As President and CEO of Visit California, Beteta oversees a $50 million marketing plan that includes integrated global brand campaigns, extensive travel trade and media programs in 12 international markets and localized digital resources for consumers and trade. The highly experienced executive team at Visit California will allow Beteta to assume these new national roles while ensuring the success of California’s important program.
“This is a win-win-win for Brand USA, the U.S. travel industry and California,” said Kathy Turner, Vice President, Legislative and Government Affairs of Enterprise Holdings, owner and operator of Enterprise Rent-A-Car, Alamo Rent A Car and National Car Rental, and Visit California’s Vice Chair of Operations. “Caroline provides the perfect transitional leadership and can hit the ground running since she has been an integral part of the organization from the beginning. Moreover, she has the policy background and experience selling California to international markets to take the United States’ tourism marketing effort to the next level, using the successful Visit California programs as the prototype. This means more exposure and more opportunities to leverage Visit California’s partnership with Brand USA and its global marketing programs. ”
Beteta’s first priority as chair-elect will be to spearhead the search for a new CEO while serving as Interim CEO of the organization to ensure a smooth transition. In its first year, Brand USA has achieved important milestones, including establishing the organization and its offices; recruiting and developing a highly talented executive team, creating the Brand USA brand and launching the marketing program, and securing millions of dollars in industry commitments and partnerships.
“We thank Jim for his time, energy and the passion he brought to this endeavor,” said Beteta. “As we move into the next phase, we are looking for an executive who can build on the momentum Brand USA established during its start-up year to increase our partnerships with the travel industry, build out co-op marketing opportunities to attract and increase private-sector funding, and enhance our responsiveness to our government partners.”
Brand USA is a national program with a mission of attracting billions of dollars in increased visitor spending to the United States, which will create tens of thousands of new jobs.
“We have a tremendous opportunity to compete in the global marketplace and promote the United States as a premiere international travel destination, said Beteta. “We must not only maintain but grow the $800 billion travel industry, which supports 7.6 million American jobs, generates tax revenues and promotes cultural appreciation.”
Brand USA was created as a result of the Travel Promotion Act (TPA), federal legislation passed in March 2010 which established a public-private partnership between the travel industry and the U.S. government dedicated to increasing international visitation to the United States through marketing and promotional efforts to drive job creation and spur economic growth. The program is funded through private sector contributions matched by fees paid by international travelers to the Electronic System for Travel Authorization (ESTA) program. No U.S. tax payer dollars are used to operate the organization.

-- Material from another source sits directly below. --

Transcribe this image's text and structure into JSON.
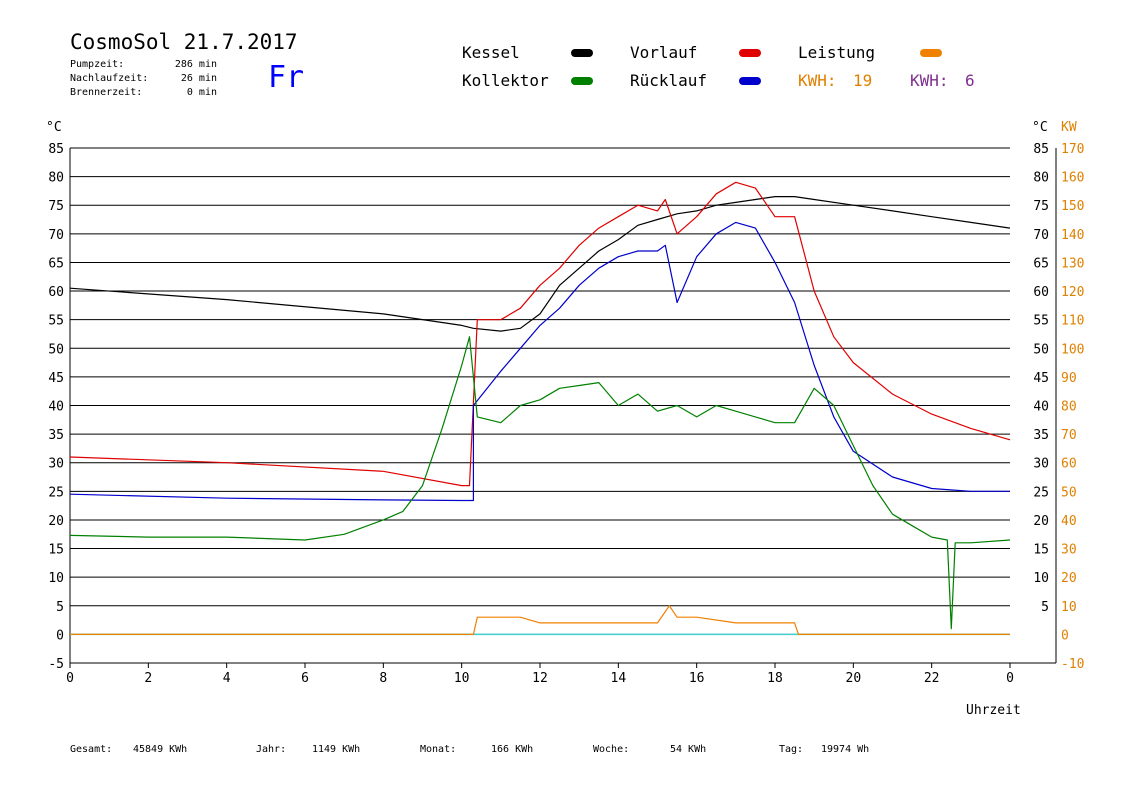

The impact of travel is staggering: in 2011, domestic and international travelers spent a projected $820 billion in the U.S., an increase of 8.0 percent over 2010 (sources: U.S. Travel and OTTI). Of this total, $704 billion was spent by domestic travelers (7.5 percent increase from 2010) (U.S. Travel) - and $116 billion by international travelers to the United States (12 percent increase from 2010) (OTTI).

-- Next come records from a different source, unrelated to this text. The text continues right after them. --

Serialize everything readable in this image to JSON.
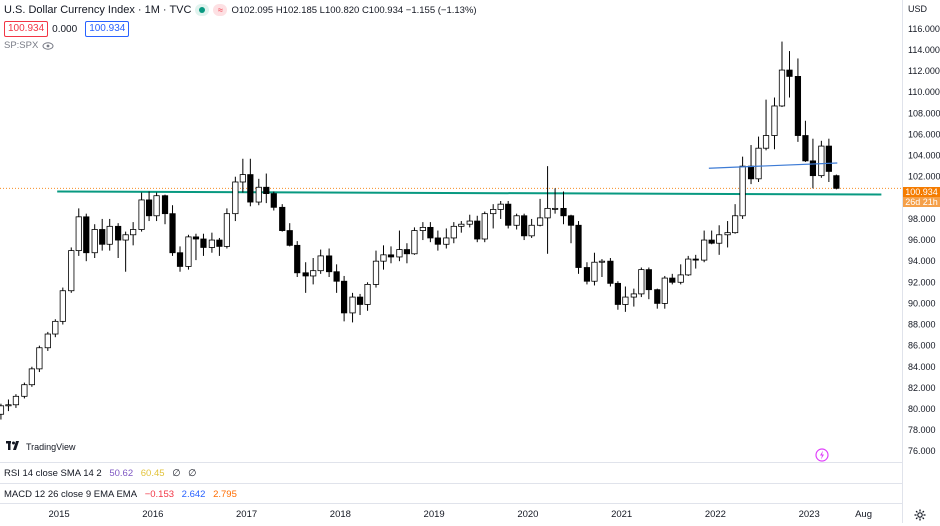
{
  "header": {
    "title": "U.S. Dollar Currency Index · 1M · TVC",
    "ohlc_text": "O102.095 H102.185 L100.820 C100.934 −1.155 (−1.13%)",
    "currency": "USD"
  },
  "inputs": {
    "box_left": "100.934",
    "box_mid": "0.000",
    "box_right": "100.934"
  },
  "compare_symbol": "SP:SPX",
  "price_tag": {
    "value": "100.934",
    "countdown": "26d 21h"
  },
  "watermark": "TradingView",
  "indicators": {
    "rsi": {
      "label": "RSI 14 close SMA 14 2",
      "v1": "50.62",
      "v2": "60.45",
      "v3": "∅",
      "v4": "∅"
    },
    "macd": {
      "label": "MACD 12 26 close 9 EMA EMA",
      "v1": "−0.153",
      "v2": "2.642",
      "v3": "2.795"
    }
  },
  "colors": {
    "up": "#ffffff",
    "down": "#000000",
    "support_line": "#089981",
    "trend_line": "#3d7bd5",
    "accent": "#f57c00",
    "macd_red": "#f23645",
    "macd_blue": "#2962ff",
    "macd_orange": "#ff6d00",
    "rsi_purple": "#7e57c2",
    "rsi_yellow": "#e2c33b"
  },
  "icons": [
    "eye-icon",
    "tradingview-logo-icon",
    "lightning-icon",
    "settings-gear-icon"
  ],
  "chart_data": {
    "type": "candlestick",
    "title": "U.S. Dollar Currency Index · 1M · TVC",
    "y_ticks": [
      76,
      78,
      80,
      82,
      84,
      86,
      88,
      90,
      92,
      94,
      96,
      98,
      100,
      102,
      104,
      106,
      108,
      110,
      112,
      114,
      116
    ],
    "y_tick_labels": [
      "76.000",
      "78.000",
      "80.000",
      "82.000",
      "84.000",
      "86.000",
      "88.000",
      "90.000",
      "92.000",
      "94.000",
      "96.000",
      "98.000",
      "100.000",
      "102.000",
      "104.000",
      "106.000",
      "108.000",
      "110.000",
      "112.000",
      "114.000",
      "116.000"
    ],
    "ylim": [
      74.6,
      117.6
    ],
    "x_ticks": [
      2015,
      2016,
      2017,
      2018,
      2019,
      2020,
      2021,
      2022,
      2023,
      2023.58
    ],
    "x_tick_labels": [
      "2015",
      "2016",
      "2017",
      "2018",
      "2019",
      "2020",
      "2021",
      "2022",
      "2023",
      "Aug"
    ],
    "xlim": [
      2014.37,
      2023.99
    ],
    "support_line": {
      "y": 100.5
    },
    "trend_line": {
      "x1": 2021.93,
      "y1": 102.8,
      "x2": 2023.3,
      "y2": 103.3
    },
    "candles": [
      [
        2014.38,
        79.5,
        80.5,
        79.0,
        80.3
      ],
      [
        2014.46,
        80.3,
        80.9,
        79.8,
        80.4
      ],
      [
        2014.54,
        80.4,
        81.4,
        80.1,
        81.2
      ],
      [
        2014.63,
        81.2,
        82.5,
        81.0,
        82.3
      ],
      [
        2014.71,
        82.3,
        84.0,
        82.1,
        83.8
      ],
      [
        2014.79,
        83.8,
        86.0,
        83.5,
        85.8
      ],
      [
        2014.88,
        85.8,
        87.3,
        85.5,
        87.1
      ],
      [
        2014.96,
        87.1,
        88.5,
        86.8,
        88.3
      ],
      [
        2015.04,
        88.3,
        91.5,
        88.0,
        91.2
      ],
      [
        2015.13,
        91.2,
        95.3,
        91.0,
        95.0
      ],
      [
        2015.21,
        95.0,
        99.0,
        94.5,
        98.2
      ],
      [
        2015.29,
        98.2,
        98.5,
        94.0,
        94.8
      ],
      [
        2015.38,
        94.8,
        97.5,
        94.3,
        97.0
      ],
      [
        2015.46,
        97.0,
        98.0,
        95.0,
        95.6
      ],
      [
        2015.54,
        95.6,
        98.0,
        95.0,
        97.3
      ],
      [
        2015.63,
        97.3,
        97.6,
        94.3,
        96.0
      ],
      [
        2015.71,
        96.0,
        96.8,
        93.0,
        96.5
      ],
      [
        2015.79,
        96.5,
        97.7,
        95.5,
        97.0
      ],
      [
        2015.88,
        97.0,
        100.5,
        96.8,
        99.8
      ],
      [
        2015.96,
        99.8,
        100.6,
        97.8,
        98.3
      ],
      [
        2016.04,
        98.3,
        100.5,
        97.8,
        100.2
      ],
      [
        2016.13,
        100.2,
        100.3,
        97.5,
        98.5
      ],
      [
        2016.21,
        98.5,
        99.3,
        94.5,
        94.8
      ],
      [
        2016.29,
        94.8,
        95.4,
        93.0,
        93.5
      ],
      [
        2016.38,
        93.5,
        96.5,
        93.2,
        96.3
      ],
      [
        2016.46,
        96.3,
        96.6,
        94.1,
        96.1
      ],
      [
        2016.54,
        96.1,
        96.6,
        94.5,
        95.3
      ],
      [
        2016.63,
        95.3,
        96.7,
        94.8,
        96.0
      ],
      [
        2016.71,
        96.0,
        96.2,
        94.5,
        95.4
      ],
      [
        2016.79,
        95.4,
        99.0,
        95.2,
        98.5
      ],
      [
        2016.88,
        98.5,
        102.0,
        97.8,
        101.5
      ],
      [
        2016.96,
        101.5,
        103.7,
        100.5,
        102.2
      ],
      [
        2017.04,
        102.2,
        103.7,
        99.2,
        99.6
      ],
      [
        2017.13,
        99.6,
        101.8,
        99.3,
        101.0
      ],
      [
        2017.21,
        101.0,
        102.3,
        99.5,
        100.4
      ],
      [
        2017.29,
        100.4,
        100.6,
        98.8,
        99.1
      ],
      [
        2017.38,
        99.1,
        99.4,
        96.8,
        96.9
      ],
      [
        2017.46,
        96.9,
        97.6,
        95.4,
        95.5
      ],
      [
        2017.54,
        95.5,
        95.9,
        92.5,
        92.9
      ],
      [
        2017.63,
        92.9,
        93.9,
        91.0,
        92.6
      ],
      [
        2017.71,
        92.6,
        94.3,
        91.8,
        93.1
      ],
      [
        2017.79,
        93.1,
        95.1,
        92.8,
        94.5
      ],
      [
        2017.88,
        94.5,
        95.2,
        92.5,
        93.0
      ],
      [
        2017.96,
        93.0,
        93.7,
        91.0,
        92.1
      ],
      [
        2018.04,
        92.1,
        92.6,
        88.3,
        89.1
      ],
      [
        2018.13,
        89.1,
        91.0,
        88.2,
        90.6
      ],
      [
        2018.21,
        90.6,
        90.9,
        88.9,
        89.9
      ],
      [
        2018.29,
        89.9,
        92.0,
        89.3,
        91.8
      ],
      [
        2018.38,
        91.8,
        95.0,
        91.5,
        94.0
      ],
      [
        2018.46,
        94.0,
        95.5,
        93.2,
        94.6
      ],
      [
        2018.54,
        94.6,
        95.4,
        93.8,
        94.4
      ],
      [
        2018.63,
        94.4,
        96.9,
        94.0,
        95.1
      ],
      [
        2018.71,
        95.1,
        95.7,
        93.8,
        94.7
      ],
      [
        2018.79,
        94.7,
        97.2,
        94.6,
        96.9
      ],
      [
        2018.88,
        96.9,
        97.7,
        96.0,
        97.2
      ],
      [
        2018.96,
        97.2,
        97.7,
        95.8,
        96.2
      ],
      [
        2019.04,
        96.2,
        96.9,
        95.0,
        95.6
      ],
      [
        2019.13,
        95.6,
        97.1,
        95.2,
        96.2
      ],
      [
        2019.21,
        96.2,
        97.7,
        95.7,
        97.3
      ],
      [
        2019.29,
        97.3,
        97.8,
        96.7,
        97.5
      ],
      [
        2019.38,
        97.5,
        98.4,
        97.2,
        97.8
      ],
      [
        2019.46,
        97.8,
        98.3,
        95.8,
        96.1
      ],
      [
        2019.54,
        96.1,
        98.7,
        95.8,
        98.5
      ],
      [
        2019.63,
        98.5,
        99.4,
        97.1,
        98.9
      ],
      [
        2019.71,
        98.9,
        99.7,
        98.0,
        99.4
      ],
      [
        2019.79,
        99.4,
        99.7,
        97.1,
        97.4
      ],
      [
        2019.88,
        97.4,
        98.5,
        97.0,
        98.3
      ],
      [
        2019.96,
        98.3,
        98.5,
        96.0,
        96.4
      ],
      [
        2020.04,
        96.4,
        98.0,
        96.2,
        97.4
      ],
      [
        2020.13,
        97.4,
        99.9,
        97.3,
        98.1
      ],
      [
        2020.21,
        98.1,
        103.0,
        94.7,
        99.0
      ],
      [
        2020.29,
        99.0,
        100.9,
        98.5,
        99.0
      ],
      [
        2020.38,
        99.0,
        100.6,
        97.5,
        98.3
      ],
      [
        2020.46,
        98.3,
        98.4,
        95.7,
        97.4
      ],
      [
        2020.54,
        97.4,
        97.8,
        92.8,
        93.4
      ],
      [
        2020.63,
        93.4,
        93.9,
        91.8,
        92.1
      ],
      [
        2020.71,
        92.1,
        94.8,
        91.7,
        93.9
      ],
      [
        2020.79,
        93.9,
        94.2,
        92.5,
        94.0
      ],
      [
        2020.88,
        94.0,
        94.3,
        91.6,
        91.9
      ],
      [
        2020.96,
        91.9,
        92.1,
        89.4,
        89.9
      ],
      [
        2021.04,
        89.9,
        91.6,
        89.2,
        90.6
      ],
      [
        2021.13,
        90.6,
        91.4,
        89.7,
        90.9
      ],
      [
        2021.21,
        90.9,
        93.4,
        90.6,
        93.2
      ],
      [
        2021.29,
        93.2,
        93.4,
        90.4,
        91.3
      ],
      [
        2021.38,
        91.3,
        91.4,
        89.5,
        90.0
      ],
      [
        2021.46,
        90.0,
        92.6,
        89.5,
        92.4
      ],
      [
        2021.54,
        92.4,
        92.8,
        91.8,
        92.0
      ],
      [
        2021.63,
        92.0,
        93.7,
        91.8,
        92.7
      ],
      [
        2021.71,
        92.7,
        94.5,
        92.6,
        94.2
      ],
      [
        2021.79,
        94.2,
        94.6,
        93.3,
        94.1
      ],
      [
        2021.88,
        94.1,
        96.9,
        93.9,
        96.0
      ],
      [
        2021.96,
        96.0,
        96.9,
        95.6,
        95.7
      ],
      [
        2022.04,
        95.7,
        97.4,
        94.6,
        96.5
      ],
      [
        2022.13,
        96.5,
        97.8,
        95.3,
        96.7
      ],
      [
        2022.21,
        96.7,
        99.4,
        96.6,
        98.3
      ],
      [
        2022.29,
        98.3,
        103.9,
        98.0,
        103.0
      ],
      [
        2022.38,
        103.0,
        105.0,
        101.3,
        101.8
      ],
      [
        2022.46,
        101.8,
        105.8,
        101.5,
        104.7
      ],
      [
        2022.54,
        104.7,
        109.3,
        104.5,
        105.9
      ],
      [
        2022.63,
        105.9,
        109.5,
        104.6,
        108.7
      ],
      [
        2022.71,
        108.7,
        114.8,
        108.6,
        112.1
      ],
      [
        2022.79,
        112.1,
        113.9,
        109.5,
        111.5
      ],
      [
        2022.88,
        111.5,
        113.2,
        105.3,
        105.9
      ],
      [
        2022.96,
        105.9,
        107.3,
        103.4,
        103.5
      ],
      [
        2023.04,
        103.5,
        105.6,
        100.9,
        102.1
      ],
      [
        2023.13,
        102.1,
        105.4,
        101.9,
        104.9
      ],
      [
        2023.21,
        104.9,
        105.6,
        101.5,
        102.5
      ],
      [
        2023.29,
        102.1,
        102.2,
        100.8,
        100.9
      ]
    ]
  }
}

Prior to passage of the TPA, the United States had been the only industrialized nation without a nationally coordinated program to attract this lucrative market. It is estimated by 2014 total U.S. travel expenditures will exceed $900 billion. According to the U.S. Travel Association, the average overseas visitor to the United States spends $4,000 per trip, and 33 incremental overseas visitors supports one new U.S. job.
Beteta’s vast experience on Brand USA’s board and other advocacy efforts, including the annual Travel Leadership Summit in Washington, D.C., Western States Tourism Policy Council and the Border Governor’s Conference and Tourism Worktable, were key to her selection for the CTP board. U.S. Commerce Secretary Gary Locke selected the board members in consultation with the Departments of State and Homeland Security, and they represent the diversity of the industry – from hospitality and passenger rail to the airline industry and convention and visitors bureaus. She has also managed high-profile trade and promotional activities in various primary, secondary and tertiary global markets – including planning and participating in several major international trade and tourism missions directly on behalf of several California Governors.